Immunohistochemistry demonstrated CD20+, CD38+, CD138+ cells with negative CD5, CD23, cyclin D1, LEF-1, and CD56, excluding chronic lymphocytic leukemia/small lymphocytic lymphoma and mantle cell lymphoma. Flow cytometry confirmed CD19+/CD20+/CD45+ clonal B-cell population with CD138+ plasmacytic subset showing intracytoplasmic kappa restriction and negative CD56, consistent with lymphoplasmacytic lymphoma rather than multiple myeloma.

Based on the constellation of findings including IgM-kappa monoclonal protein, characteristic bone marrow morphology and immunophenotype, the diagnosis of lymphoplasmacytic lymphoma/Waldenström macroglobulinemia was established.

This case illustrates typical presentation of asymptomatic WM discovered through routine screening. The markedly elevated IgM level (27.98 g/L) without hyperviscosity symptoms demonstrates the variable clinical presentation of WM patients. The characteristic immunophenotype (CD20+/CD38+/CD138+/CD5-/CD23-/CD56-) with intracytoplasmic kappa restriction distinguishes WM from other B-cell disorders.

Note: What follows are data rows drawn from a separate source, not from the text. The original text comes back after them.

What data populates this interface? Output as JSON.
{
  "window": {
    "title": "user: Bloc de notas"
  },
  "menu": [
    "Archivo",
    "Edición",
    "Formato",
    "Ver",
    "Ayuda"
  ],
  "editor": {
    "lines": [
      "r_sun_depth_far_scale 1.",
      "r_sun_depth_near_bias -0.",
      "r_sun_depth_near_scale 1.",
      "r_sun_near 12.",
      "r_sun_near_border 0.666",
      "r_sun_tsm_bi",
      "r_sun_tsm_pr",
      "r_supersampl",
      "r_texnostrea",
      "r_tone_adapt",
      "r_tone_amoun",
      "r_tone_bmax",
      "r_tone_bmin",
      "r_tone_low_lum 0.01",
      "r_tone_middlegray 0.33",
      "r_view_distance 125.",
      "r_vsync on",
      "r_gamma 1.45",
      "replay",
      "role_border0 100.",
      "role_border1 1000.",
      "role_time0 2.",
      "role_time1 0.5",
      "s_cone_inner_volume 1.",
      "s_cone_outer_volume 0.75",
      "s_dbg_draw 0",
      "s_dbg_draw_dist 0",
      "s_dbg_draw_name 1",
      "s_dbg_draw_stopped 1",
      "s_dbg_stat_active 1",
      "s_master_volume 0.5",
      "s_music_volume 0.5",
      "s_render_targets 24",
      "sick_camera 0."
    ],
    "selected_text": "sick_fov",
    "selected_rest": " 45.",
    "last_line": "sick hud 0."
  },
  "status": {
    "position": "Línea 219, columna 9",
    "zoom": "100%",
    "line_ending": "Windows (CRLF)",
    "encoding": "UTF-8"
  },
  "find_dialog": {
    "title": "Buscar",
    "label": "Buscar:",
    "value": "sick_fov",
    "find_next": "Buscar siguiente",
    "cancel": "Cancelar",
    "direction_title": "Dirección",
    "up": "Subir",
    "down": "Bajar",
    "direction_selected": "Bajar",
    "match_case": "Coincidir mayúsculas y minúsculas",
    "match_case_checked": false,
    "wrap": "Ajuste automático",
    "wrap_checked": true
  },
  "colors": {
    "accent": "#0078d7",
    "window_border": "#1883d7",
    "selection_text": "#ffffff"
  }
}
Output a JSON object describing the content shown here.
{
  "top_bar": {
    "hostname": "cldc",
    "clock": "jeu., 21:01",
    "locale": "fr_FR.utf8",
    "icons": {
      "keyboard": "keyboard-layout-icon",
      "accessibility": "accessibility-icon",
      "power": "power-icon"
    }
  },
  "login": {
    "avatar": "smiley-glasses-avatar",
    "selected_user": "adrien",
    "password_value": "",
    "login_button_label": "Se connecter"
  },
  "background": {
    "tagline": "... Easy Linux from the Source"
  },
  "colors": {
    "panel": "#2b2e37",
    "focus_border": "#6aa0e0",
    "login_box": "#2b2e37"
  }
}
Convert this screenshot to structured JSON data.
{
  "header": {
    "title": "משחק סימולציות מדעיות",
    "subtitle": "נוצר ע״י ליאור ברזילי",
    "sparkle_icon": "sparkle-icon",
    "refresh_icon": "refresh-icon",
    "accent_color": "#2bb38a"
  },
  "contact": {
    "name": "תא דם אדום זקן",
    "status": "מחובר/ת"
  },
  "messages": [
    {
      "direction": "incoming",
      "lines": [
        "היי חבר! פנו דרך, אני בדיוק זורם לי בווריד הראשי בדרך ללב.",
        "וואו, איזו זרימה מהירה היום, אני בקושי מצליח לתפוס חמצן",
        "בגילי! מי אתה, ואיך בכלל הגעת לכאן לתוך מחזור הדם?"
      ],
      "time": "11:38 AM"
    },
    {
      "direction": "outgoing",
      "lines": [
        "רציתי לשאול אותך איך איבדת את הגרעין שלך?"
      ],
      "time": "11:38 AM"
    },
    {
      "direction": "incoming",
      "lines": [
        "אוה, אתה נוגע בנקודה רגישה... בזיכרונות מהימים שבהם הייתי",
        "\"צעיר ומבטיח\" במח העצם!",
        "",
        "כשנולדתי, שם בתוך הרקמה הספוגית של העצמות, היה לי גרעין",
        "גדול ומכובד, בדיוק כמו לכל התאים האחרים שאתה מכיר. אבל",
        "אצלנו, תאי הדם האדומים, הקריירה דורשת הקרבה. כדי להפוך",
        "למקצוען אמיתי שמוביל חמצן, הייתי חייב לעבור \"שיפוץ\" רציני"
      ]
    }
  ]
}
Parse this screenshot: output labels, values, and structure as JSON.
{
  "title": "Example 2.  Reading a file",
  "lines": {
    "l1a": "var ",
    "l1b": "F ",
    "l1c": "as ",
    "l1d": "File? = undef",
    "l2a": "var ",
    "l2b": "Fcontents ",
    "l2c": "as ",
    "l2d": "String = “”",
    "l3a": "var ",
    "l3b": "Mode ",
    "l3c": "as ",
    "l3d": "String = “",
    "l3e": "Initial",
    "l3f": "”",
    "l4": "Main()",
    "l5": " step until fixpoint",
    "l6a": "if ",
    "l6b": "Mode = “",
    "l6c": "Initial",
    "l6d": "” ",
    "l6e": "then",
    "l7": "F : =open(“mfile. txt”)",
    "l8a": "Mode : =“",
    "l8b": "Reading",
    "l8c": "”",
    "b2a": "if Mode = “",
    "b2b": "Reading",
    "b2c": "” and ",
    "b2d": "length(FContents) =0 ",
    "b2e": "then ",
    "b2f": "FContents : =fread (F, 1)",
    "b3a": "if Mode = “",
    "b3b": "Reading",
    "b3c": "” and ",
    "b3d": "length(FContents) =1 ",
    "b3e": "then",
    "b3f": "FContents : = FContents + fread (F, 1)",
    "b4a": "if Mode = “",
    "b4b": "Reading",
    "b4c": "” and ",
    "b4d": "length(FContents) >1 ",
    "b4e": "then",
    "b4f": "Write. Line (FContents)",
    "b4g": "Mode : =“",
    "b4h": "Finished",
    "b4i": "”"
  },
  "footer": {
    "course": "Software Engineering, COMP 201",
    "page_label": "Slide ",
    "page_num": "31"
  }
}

Current management guidelines recommend "watch and wait" approach for asymptomatic WM patients without end-organ damage or symptomatic disease. However, given the markedly elevated IgM level, careful monitoring for hyperviscosity syndrome development is essential.

Molecular testing for MYD88 L265P mutation (present in >90% of WM cases) would provide diagnostic confirmation and prognostic information regarding treatment response, particularly to BTK inhibitors.

Asymptomatic Waldenström macroglobulinemia requires comprehensive diagnostic evaluation to confirm diagnosis and assess disease burden. Despite markedly elevated IgM levels, many patients can be safely observed with regular monitoring, emphasizing the importance of individualized management approaches in this rare but well-characterized lymphoproliferative disorder.